Vegetable Medley with Rice

Hello everyone, I hope you are all doing well.

So it’s not long been the new year, 2021 is finally here and many people are starting new diets, eating vegetarian or generally trying to be healthier and this recipe is perfect for any of the above. This meal is easy to make and the white rice can be substituted with a healthier variety such as quinoa or brown rice. I have tried to cut the vegetables quite small in order to reduce the cooking time and maintain the nutritional value. For flavour, I’ve used a bit of garlic powder but you could add any of your favourite seasonings.

The broccoli provides the body with high sources of protein and fibre which are beneficial to the body. The red cabbage contains potassium which helps to keep the heart healthy. This is a fairly nutritious meal and would be even healthier if eaten with brown rice or quinoa.

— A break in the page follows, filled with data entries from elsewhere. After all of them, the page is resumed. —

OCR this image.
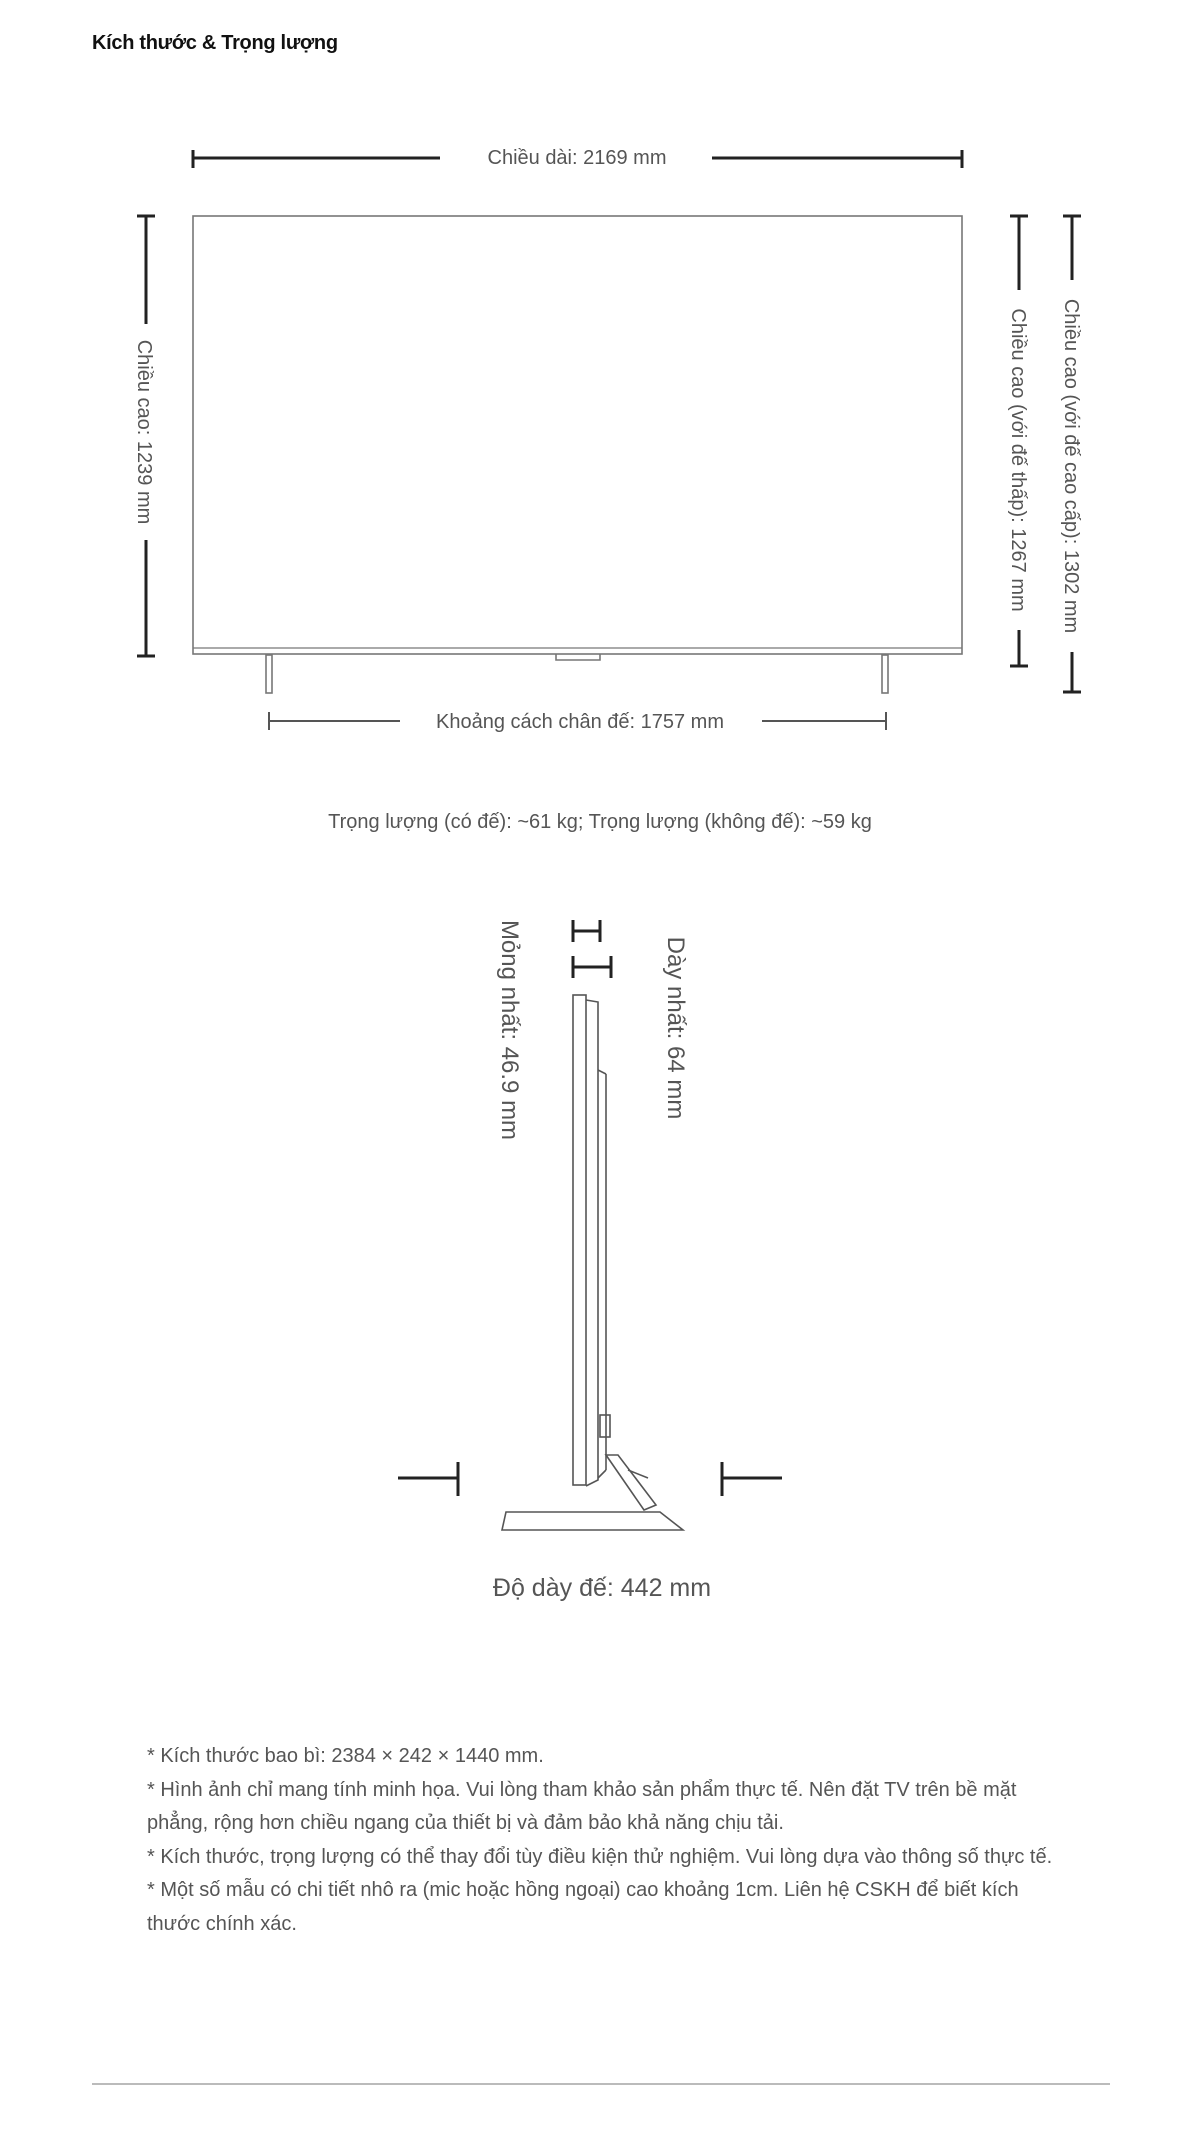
Kích thước & Trọng lượng
Chiều dài: 2169 mm
Chiều cao: 1239 mm	Chiều cao (với đế thấp): 1267 mm Chiều cao (với đế cao cấp): 1302 mm
Khoảng cách chân đế: 1757 mm
Trọng lượng (có đế): ~61 kg; Trọng lượng (không đế): ~59 kg
Mỏng nhất: 46.9 mm	Dày nhất: 64 mm
Độ dày đế: 442 mm

* Kích thước bao bì: 2384 × 242 × 1440 mm.

* Hình ảnh chỉ mang tính minh họa. Vui lòng tham khảo sản phẩm thực tế. Nên đặt TV trên bề mặt phẳng, rộng hơn chiều ngang của thiết bị và đảm bảo khả năng chịu tải.

* Kích thước, trọng lượng có thể thay đổi tùy điều kiện thử nghiệm. Vui lòng dựa vào thông số thực tế.

* Một số mẫu có chi tiết nhô ra (mic hoặc hồng ngoại) cao khoảng 1cm. Liên hệ CSKH để biết kích thước chính xác.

Recipe: Vegetable Medley (serves 1)

Ingredients

60g – 90g uncooked rice

1 small carrot, grated

Handful of broccoli, cut small

Handful of red cabbage, finely sliced

1 tbsp oil, for frying

Pinch of salt, pepper, garlic powder and sugar

100ml water

Method

  • Firstly cook the rice on a gentle simmer until all of the water is absorbed and the rice grains are fluffy and cooked.
  • Heat the oil in a pot and in the meantime, wash and slice the vegetables.
  • Once the oil is hot add the vegetables and sprinkle over the salt, pepper, garlic and sugar. Leave to sauté for 3-4 minutes.
  • Check the rice and add the water to the vegetables, give it a final stir and cover with a lid.
  • Once both the vegetables and rice is cooked, serve and enjoy!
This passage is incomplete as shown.